The holdouts are a mix of pragmatists, ranging from seasoned legislators and committee chairs worried about governing to newer lawmakers from districts where voters back home prefer President Joe Biden to Trump.

But with public pressure bearing down on lawmakers from Trump’s allies including Fox News Channel’s Sean Hannity, it’s unclear how long the holdouts can last. Jordan swiftly flipped dozens of detractors in a matter of days, shoring up Republicans who have few options left, but it was not enough.

“Jim Jordan will be a great speaker,” the former president said outside the courthouse in Manhattan, where he is facing business fraud charges. “I think he’s going to have the votes soon, if not today, over the next day or two.”

The political climb has been steep for Jordan, the combative Judiciary Committee chairman and a founding member of the right-flank Freedom Caucus. He is known more as a chaos agent than a skilled legislator, raising questions about how he would lead. Congress faces daunting challenges, risking a federal shutdown at home if it fails to fund the government and fielding Biden’s requests for aid to help Ukraine and Israel in the wars abroad.
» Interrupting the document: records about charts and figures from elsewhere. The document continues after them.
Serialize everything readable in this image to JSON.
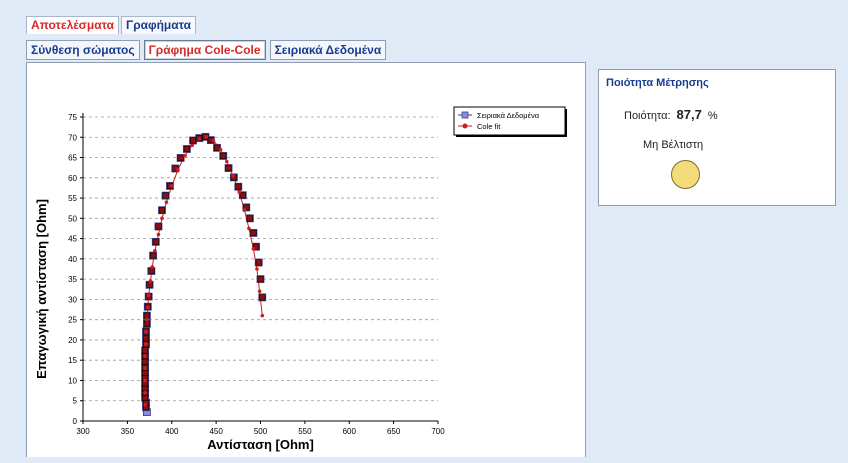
{
  "tabs_main": [
    "Αποτελέσματα",
    "Γραφήματα"
  ],
  "tabs_sub": [
    "Σύνθεση σώματος",
    "Γράφημα Cole-Cole",
    "Σειριακά Δεδομένα"
  ],
  "quality": {
    "title": "Ποιότητα Μέτρησης",
    "label": "Ποιότητα:",
    "value": "87,7",
    "unit": "%",
    "status": "Μη Βέλτιστη",
    "lamp_color": "#f2dc7a"
  },
  "chart_data": {
    "type": "scatter",
    "xlabel": "Αντίσταση [Ohm]",
    "ylabel": "Επαγωγική αντίσταση [Ohm]",
    "xlim": [
      300,
      700
    ],
    "ylim": [
      0,
      75
    ],
    "xticks": [
      300,
      350,
      400,
      450,
      500,
      550,
      600,
      650,
      700
    ],
    "yticks": [
      0,
      5,
      10,
      15,
      20,
      25,
      30,
      35,
      40,
      45,
      50,
      55,
      60,
      65,
      70,
      75
    ],
    "grid": true,
    "legend_position": "top-right",
    "series": [
      {
        "name": "Σειριακά Δεδομένα",
        "color": "#8d8ddc",
        "marker": "square",
        "x": [
          372,
          371,
          371,
          370,
          370,
          370,
          370,
          370,
          370,
          370,
          370,
          370,
          370,
          371,
          371,
          371,
          372,
          372,
          373,
          374,
          375,
          377,
          379,
          382,
          385,
          389,
          393,
          398,
          404,
          410,
          417,
          424,
          431,
          438,
          444,
          451,
          458,
          464,
          470,
          475,
          480,
          484,
          488,
          492,
          495,
          498,
          500,
          502
        ],
        "y": [
          2.2,
          3.4,
          4.5,
          5.7,
          7.0,
          8.1,
          9.3,
          10.6,
          11.9,
          13.2,
          14.6,
          16.0,
          17.4,
          18.9,
          20.4,
          22.1,
          24.0,
          26.0,
          28.2,
          30.7,
          33.6,
          37.0,
          40.8,
          44.2,
          48.0,
          52.0,
          55.6,
          58.0,
          62.3,
          64.9,
          67.1,
          69.2,
          69.8,
          70.1,
          69.3,
          67.4,
          65.4,
          62.4,
          60.1,
          57.8,
          55.7,
          52.7,
          50.0,
          46.4,
          43.0,
          39.1,
          35.0,
          30.5
        ]
      },
      {
        "name": "Cole fit",
        "color": "#cc1f1f",
        "marker": "circle",
        "x": [
          370,
          370,
          370,
          370,
          370,
          371,
          371,
          372,
          373,
          374,
          376,
          378,
          381,
          385,
          389,
          394,
          400,
          407,
          415,
          423,
          431,
          439,
          447,
          455,
          462,
          469,
          476,
          482,
          487,
          492,
          496,
          499,
          502
        ],
        "y": [
          4.0,
          7.0,
          10.0,
          13.0,
          16.0,
          19.0,
          22.0,
          25.0,
          28.0,
          31.0,
          34.5,
          38.0,
          42.0,
          46.0,
          50.0,
          54.0,
          58.0,
          62.0,
          65.5,
          68.0,
          69.6,
          70.1,
          69.2,
          67.0,
          64.0,
          60.5,
          56.5,
          52.0,
          47.5,
          42.5,
          37.5,
          32.0,
          26.0
        ]
      }
    ]
  }
}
With the House Republican majority narrowly held at 221-212, Jordan can afford to lose only a few votes to reach the 217 majority threshold, if there are no further absences.

Jeffries swiftly intervened, declaring was time for Republicans to partner with Democrats to reopen the House.

Bipartisan groups of lawmakers have been floating ways to operate the House by giving greater power to the interim speaker, Rep. Patrick McHenry, R-N.C., or another temporary speaker.

“The Republicans are unable to function right now,” said Jeffries. He said talks “would accelerate” between Democrats and Republicans into the evening.

As the somber roll call was underway, each lawmaker announcing their choice, the holdouts quickly surfaced.

One, Rep. Don Bacon, R-Neb., a leader of the centrists, voted McCarthy, the ousted former speaker. Murmurs rippled through the chamber. Others voted for Majority Leader Steve Scalise, who was the party’s first nominee to replace McCarthy before he, too, was rejected by hardliners last week.

Making the official nominating speech was another top Trump ally, GOP conference chairwoman Rep. Elise Stefanik of New York, who declared Jordan will be “We the people’s speaker.”

On the other side of the aisle, Democratic caucus chairman Rep. Pete Aguilar of California nominated Jeffries and warned that handing the speaker’s gavel to a “vocal election denier” would be “a terrible message” at home and abroad.